We’ve all dealt with them. Bosses who double check everything you do. Senior pastors who don’t even care what’s going on. Leaders who discourage instead of encourage. But at times, are we those kinds of leaders?
We’ve all heard of the micromanager who won’t let the people under them do their own jobs. But if you care about the children’s ministry or are frustrated with the lack of quality workers in your ministry, this is one of the easiest leadership styles to fall into. There are ways to avoid being a micromanager.
Make clear job descriptions: One way to avoid being a micromanager is to make clear job descriptions for every worker with duties and responsibilities on top. If the worker has to wade through the vision of the church and the qualifications of being on your team, he never will get to the actual duties he’s to perform.
Then communicate the duties you’ve assigned clearly in at least 3 ways. Some way you can do this are to give each person a written copy, send each person an email, meet with each person individually, text message each person with the list of duties only, and FB message them with their duties. This may seem like overkill, but people communicate in different ways, and it’s important to share in a way the worker best understands.
Cast the Vision and Goals for Children’s Ministry: When your workers know the vision and goals of the ministry and they are onboard, you can trust them to do things that meet those goals without having to hold their hands.
Have Brainstorming Times: Have meeting that are meant for brainstorming only. Give your workers a problem to solve, a goal to meet, or an event to plan, and step out of the way. Give them permission to dream and to not worry about resources, space, or money. That subject will come at a later meeting. Avoid the temptation to offer suggestions or to tell them why something won’t work. You’ll be amazed at the solutions they come up with when you give them permission to brainstorm. It will also increase attendance at your meetings if their offering input and not just listening to what you have planned.
Remember that not everyone will do things the same. If you have assigned a worker a task, and that worker understands what you want to accomplish, don’t second guess the way he goes about it. He won’t do things the way you do, but in the end, it might even be better.
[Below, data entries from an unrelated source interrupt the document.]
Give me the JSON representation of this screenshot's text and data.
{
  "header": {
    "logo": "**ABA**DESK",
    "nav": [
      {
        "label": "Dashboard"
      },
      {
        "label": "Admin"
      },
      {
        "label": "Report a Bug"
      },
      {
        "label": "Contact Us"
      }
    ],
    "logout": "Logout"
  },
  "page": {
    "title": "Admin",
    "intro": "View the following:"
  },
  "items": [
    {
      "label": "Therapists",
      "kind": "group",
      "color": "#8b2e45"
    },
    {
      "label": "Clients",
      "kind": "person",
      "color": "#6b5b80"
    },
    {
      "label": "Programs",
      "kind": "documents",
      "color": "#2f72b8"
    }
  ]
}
Check progress: This may sound like a contradiction, but it’s not. If you have a project for someone to do, give her a timeline for steps you want completed, and check to make sure she’s on target. If you know what’s going on, you’ll avoid the temptation to step in and take it over. Also if any problems come up, you can work with your team in time to take care of them. It will help you breathe easier while someone else takes care of the project.
Pray: Some of the biggest reasons leaders become micromanagers have nothing to do with the other person. Pride, envy, jealousy, and insecurity are a part of our carnal flesh. We need to pray and get those things under control, or we will always be micromanagers.